Before the advent of another spring, Ellen became a mother. Her situation had been concealed from all but Dan and Mrs. Marvel; even Mr. Marvel did not know it until the child was born. It was a girl; and when the news was buzzed about the neighborhood, Joshua and Minnie started again into a notoriety which had been on the wane. Again the busybodies were at work, and again the busy tongues wagged more volubly than before. It was a matter for resentment with the neighbors that they had not been made acquainted with Ellen's situation; it was depriving them of a legitimate privilege. But Ellen and her two confidants had kept the secret well; and now the young mother nursed her child in privacy, and seemed only anxious to keep it from prying and unsympathizing eyes.
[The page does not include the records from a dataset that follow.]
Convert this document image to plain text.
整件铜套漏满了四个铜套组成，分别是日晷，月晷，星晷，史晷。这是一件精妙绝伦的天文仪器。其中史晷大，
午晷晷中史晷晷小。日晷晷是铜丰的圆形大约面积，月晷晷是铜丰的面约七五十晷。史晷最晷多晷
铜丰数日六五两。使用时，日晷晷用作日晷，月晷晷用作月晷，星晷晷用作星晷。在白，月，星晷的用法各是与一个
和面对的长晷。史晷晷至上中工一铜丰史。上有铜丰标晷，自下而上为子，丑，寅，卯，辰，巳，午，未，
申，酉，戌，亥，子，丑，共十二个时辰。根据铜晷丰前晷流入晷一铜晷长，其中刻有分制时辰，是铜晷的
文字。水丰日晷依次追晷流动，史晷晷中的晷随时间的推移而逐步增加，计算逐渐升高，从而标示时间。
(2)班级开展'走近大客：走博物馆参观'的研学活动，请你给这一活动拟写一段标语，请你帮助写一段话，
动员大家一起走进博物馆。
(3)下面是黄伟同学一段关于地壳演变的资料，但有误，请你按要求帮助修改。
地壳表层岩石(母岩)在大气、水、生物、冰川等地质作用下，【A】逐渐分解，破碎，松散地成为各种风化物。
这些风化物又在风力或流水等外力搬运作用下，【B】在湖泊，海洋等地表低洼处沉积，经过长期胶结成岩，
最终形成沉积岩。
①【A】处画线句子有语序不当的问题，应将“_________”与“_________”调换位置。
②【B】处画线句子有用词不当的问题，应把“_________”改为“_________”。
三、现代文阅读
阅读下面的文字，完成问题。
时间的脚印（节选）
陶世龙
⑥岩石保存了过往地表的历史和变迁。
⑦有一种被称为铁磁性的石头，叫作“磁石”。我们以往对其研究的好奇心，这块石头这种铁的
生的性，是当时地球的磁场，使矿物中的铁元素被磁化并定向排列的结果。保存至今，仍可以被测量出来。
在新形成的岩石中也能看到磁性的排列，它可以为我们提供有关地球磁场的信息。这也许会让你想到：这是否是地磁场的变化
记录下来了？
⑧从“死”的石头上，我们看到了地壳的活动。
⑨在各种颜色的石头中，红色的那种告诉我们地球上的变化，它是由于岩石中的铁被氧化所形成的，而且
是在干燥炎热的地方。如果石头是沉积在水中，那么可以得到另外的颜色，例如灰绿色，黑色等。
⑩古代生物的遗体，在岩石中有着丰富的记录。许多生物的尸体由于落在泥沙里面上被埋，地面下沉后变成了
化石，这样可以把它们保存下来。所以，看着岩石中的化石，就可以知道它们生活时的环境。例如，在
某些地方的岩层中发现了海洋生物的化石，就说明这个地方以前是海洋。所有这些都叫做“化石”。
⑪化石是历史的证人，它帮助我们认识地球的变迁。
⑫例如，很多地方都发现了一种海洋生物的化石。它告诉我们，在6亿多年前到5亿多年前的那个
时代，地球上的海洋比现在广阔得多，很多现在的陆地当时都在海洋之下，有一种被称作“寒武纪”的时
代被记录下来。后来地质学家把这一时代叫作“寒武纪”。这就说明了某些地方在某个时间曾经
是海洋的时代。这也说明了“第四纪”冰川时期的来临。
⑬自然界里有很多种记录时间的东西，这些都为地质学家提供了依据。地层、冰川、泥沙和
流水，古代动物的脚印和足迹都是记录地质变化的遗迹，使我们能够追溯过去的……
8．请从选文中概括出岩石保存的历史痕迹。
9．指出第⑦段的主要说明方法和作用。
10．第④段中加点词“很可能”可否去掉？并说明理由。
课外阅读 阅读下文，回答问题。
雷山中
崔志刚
No news had been received of Joshua or of his ship; and although Mr. Marvel went every other day to the London agents of the "Merry Andrew," they had nothing to tell him. Now that the child was born, their anxiety for news of Joshua increased. But still they received none. Weeks passed, months passed, until the suspense became almost maddening. Ellen nursed the baby, and rejoiced that the pretty little thing had Joshua's eyes, and yearned for Joshua to see them. Mr. Marvel looked more angrily upon his old acquaintances, who were ready to quarrel with him afresh for his sour looks. Mrs. Marvel suffered in patience, and strove by assumed cheerfulness to lighten the loads the others had to bear. Susan waited and watched. And Dan waited and hoped--When there came a time!--

Ellen was in Mrs. Marvel's kitchen; her baby was in her lap, and she was gazing at and worshipping, for the thousandth thousandth time, the baby's beautiful eyes, and beautiful fingers and nails, and the round cheeks, and the pretty mouth and chin, so like Joshua's. It was evening, and Mr. Marvel was expected home every minute, with news from the agents about Joshua's ship. Ellen began singing this to baby--singing in a low soft voice how father would soon come from over the seas to see his own little darling--his dear darling precious; and she was in the midst of this, enriching the theme with twenty different forms of endearing expression, when Mr. Marvel staggered into the kitchen. There was a wild look in his face, and his hands were trembling. He was drunk.

"O father!" cried Ellen.

"Where's mother?" he asked in a husky voice. "Where's mother?" he repeated in a louder tone.

His wife answered the question by coming into the kitchen. She had seen him reel into the house, and had followed him at once. She knew he had been drinking, but she did not reproach him. He saw in her face the knowledge and the forbearance, and he said,--

"Yes, I've been drinking; I was bound to. O mother, mother! how shall I tell you?"